Our findings suggest that BECTS can be diagnosed in the presence of fixed neurologic deficits, and we demonstrated that abnormal neuroimaging findings do not change the course of this benign epileptic syndrome. We also used the same, retrospective method to evaluate the influence of abnormal findings on the clinical presentation and prognosis in other forms of idiopathic epilepsy: in juvenile myoclonic epilepsy, we recently found various abnormal findings in nine cases among 78 consecutive patients.
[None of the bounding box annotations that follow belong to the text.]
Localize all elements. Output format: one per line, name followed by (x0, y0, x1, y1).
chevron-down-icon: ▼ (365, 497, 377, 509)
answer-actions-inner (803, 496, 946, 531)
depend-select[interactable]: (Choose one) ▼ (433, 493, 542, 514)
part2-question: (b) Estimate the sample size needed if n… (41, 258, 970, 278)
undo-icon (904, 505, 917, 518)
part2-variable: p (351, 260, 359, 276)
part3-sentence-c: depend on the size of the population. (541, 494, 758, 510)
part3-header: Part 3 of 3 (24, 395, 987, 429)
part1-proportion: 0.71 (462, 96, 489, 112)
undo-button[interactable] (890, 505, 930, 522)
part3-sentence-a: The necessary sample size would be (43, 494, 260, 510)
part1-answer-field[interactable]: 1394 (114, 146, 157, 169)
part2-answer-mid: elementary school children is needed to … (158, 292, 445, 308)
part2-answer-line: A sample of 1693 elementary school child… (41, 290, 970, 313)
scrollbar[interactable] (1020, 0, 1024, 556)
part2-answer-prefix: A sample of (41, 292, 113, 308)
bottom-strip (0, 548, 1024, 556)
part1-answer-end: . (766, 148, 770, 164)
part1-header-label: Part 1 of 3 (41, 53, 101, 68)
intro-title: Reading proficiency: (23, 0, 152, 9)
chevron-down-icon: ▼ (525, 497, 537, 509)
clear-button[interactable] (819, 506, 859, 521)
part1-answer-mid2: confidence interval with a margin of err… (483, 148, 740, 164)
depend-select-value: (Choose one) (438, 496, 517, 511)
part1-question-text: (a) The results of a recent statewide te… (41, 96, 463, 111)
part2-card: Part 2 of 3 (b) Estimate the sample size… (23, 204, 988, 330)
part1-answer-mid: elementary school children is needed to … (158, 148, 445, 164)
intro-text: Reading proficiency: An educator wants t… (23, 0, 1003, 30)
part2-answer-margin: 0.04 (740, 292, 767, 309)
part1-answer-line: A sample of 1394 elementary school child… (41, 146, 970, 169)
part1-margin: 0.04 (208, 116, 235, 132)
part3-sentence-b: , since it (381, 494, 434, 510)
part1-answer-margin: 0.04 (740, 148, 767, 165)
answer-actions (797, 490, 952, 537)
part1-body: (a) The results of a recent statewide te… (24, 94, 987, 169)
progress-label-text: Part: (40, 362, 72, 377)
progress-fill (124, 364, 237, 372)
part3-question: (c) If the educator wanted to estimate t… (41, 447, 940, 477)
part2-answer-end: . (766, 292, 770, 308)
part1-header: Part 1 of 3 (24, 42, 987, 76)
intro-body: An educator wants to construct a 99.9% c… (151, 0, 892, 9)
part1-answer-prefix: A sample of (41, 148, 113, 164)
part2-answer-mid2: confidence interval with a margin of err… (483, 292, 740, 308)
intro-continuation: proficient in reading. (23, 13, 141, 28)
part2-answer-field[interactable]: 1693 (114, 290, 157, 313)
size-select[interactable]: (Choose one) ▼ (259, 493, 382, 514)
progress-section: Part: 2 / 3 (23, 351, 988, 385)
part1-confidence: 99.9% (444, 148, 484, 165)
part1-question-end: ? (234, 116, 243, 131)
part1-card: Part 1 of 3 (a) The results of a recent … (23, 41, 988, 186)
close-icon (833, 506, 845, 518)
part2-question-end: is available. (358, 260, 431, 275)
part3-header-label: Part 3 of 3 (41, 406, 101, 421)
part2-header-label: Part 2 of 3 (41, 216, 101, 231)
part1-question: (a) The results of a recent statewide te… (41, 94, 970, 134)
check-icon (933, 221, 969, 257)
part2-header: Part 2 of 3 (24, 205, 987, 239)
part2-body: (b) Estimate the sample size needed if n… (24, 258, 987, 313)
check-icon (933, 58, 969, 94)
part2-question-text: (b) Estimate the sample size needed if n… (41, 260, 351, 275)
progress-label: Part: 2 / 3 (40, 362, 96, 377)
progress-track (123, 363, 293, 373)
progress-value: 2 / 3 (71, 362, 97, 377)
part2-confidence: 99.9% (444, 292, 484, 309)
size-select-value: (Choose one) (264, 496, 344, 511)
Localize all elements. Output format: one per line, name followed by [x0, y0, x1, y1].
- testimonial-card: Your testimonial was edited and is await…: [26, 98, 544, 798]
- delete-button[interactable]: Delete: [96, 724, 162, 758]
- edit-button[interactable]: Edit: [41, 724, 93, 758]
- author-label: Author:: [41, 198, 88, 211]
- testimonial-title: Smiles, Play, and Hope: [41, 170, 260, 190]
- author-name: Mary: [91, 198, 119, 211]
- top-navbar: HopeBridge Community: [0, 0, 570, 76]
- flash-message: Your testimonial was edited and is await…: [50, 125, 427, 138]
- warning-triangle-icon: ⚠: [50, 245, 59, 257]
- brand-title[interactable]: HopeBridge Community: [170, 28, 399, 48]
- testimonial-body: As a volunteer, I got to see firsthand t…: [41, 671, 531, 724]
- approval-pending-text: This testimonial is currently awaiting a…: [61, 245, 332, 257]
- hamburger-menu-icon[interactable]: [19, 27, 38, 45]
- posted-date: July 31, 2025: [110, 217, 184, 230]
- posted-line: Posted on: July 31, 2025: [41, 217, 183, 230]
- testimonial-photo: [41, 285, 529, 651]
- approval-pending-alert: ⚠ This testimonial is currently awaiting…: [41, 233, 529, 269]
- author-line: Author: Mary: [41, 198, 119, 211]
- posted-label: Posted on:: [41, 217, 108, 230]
The lesions were nonspecific and did not influence therapeutic decisions or prognosis (24).
CONCLUSIONS
This study confirms that BECTS can be diagnosed in patients with cerebral lesions with or without associated neurologic symptoms, as long as the other electroclinical traits of the syndrome are present. For all practical purposes, this association appears coincidental, as the presence of anomalies did not change the benign course of this epilepsy. Our aim was not to assess the exact prevalence of neuroimaging abnormalities in BECTS, a task that would have had to be prospective and would have had to use homogeneous methods of investigation. We want to demonstrate only that the presence of abnormal neuroimaging does not change the evolution of BECTS. This is, in our opinion, useful for clinicians, as many tend to discard the diagnosis of BECTS when some abnormality is found on neuroimaging. In clinical practice, such patients may thus also benefit from a very careful therapeutic approach that may include abstention from anticonvulsant therapy. Our findings also stress that a diagnosis of BECTS based on sound clinical and EEG data does not require confirmation by neuroimaging. In matters of epilepsy outcome and prognosis, the epileptic syndrome clearly outweighs the occasionally present associated pathologic condition.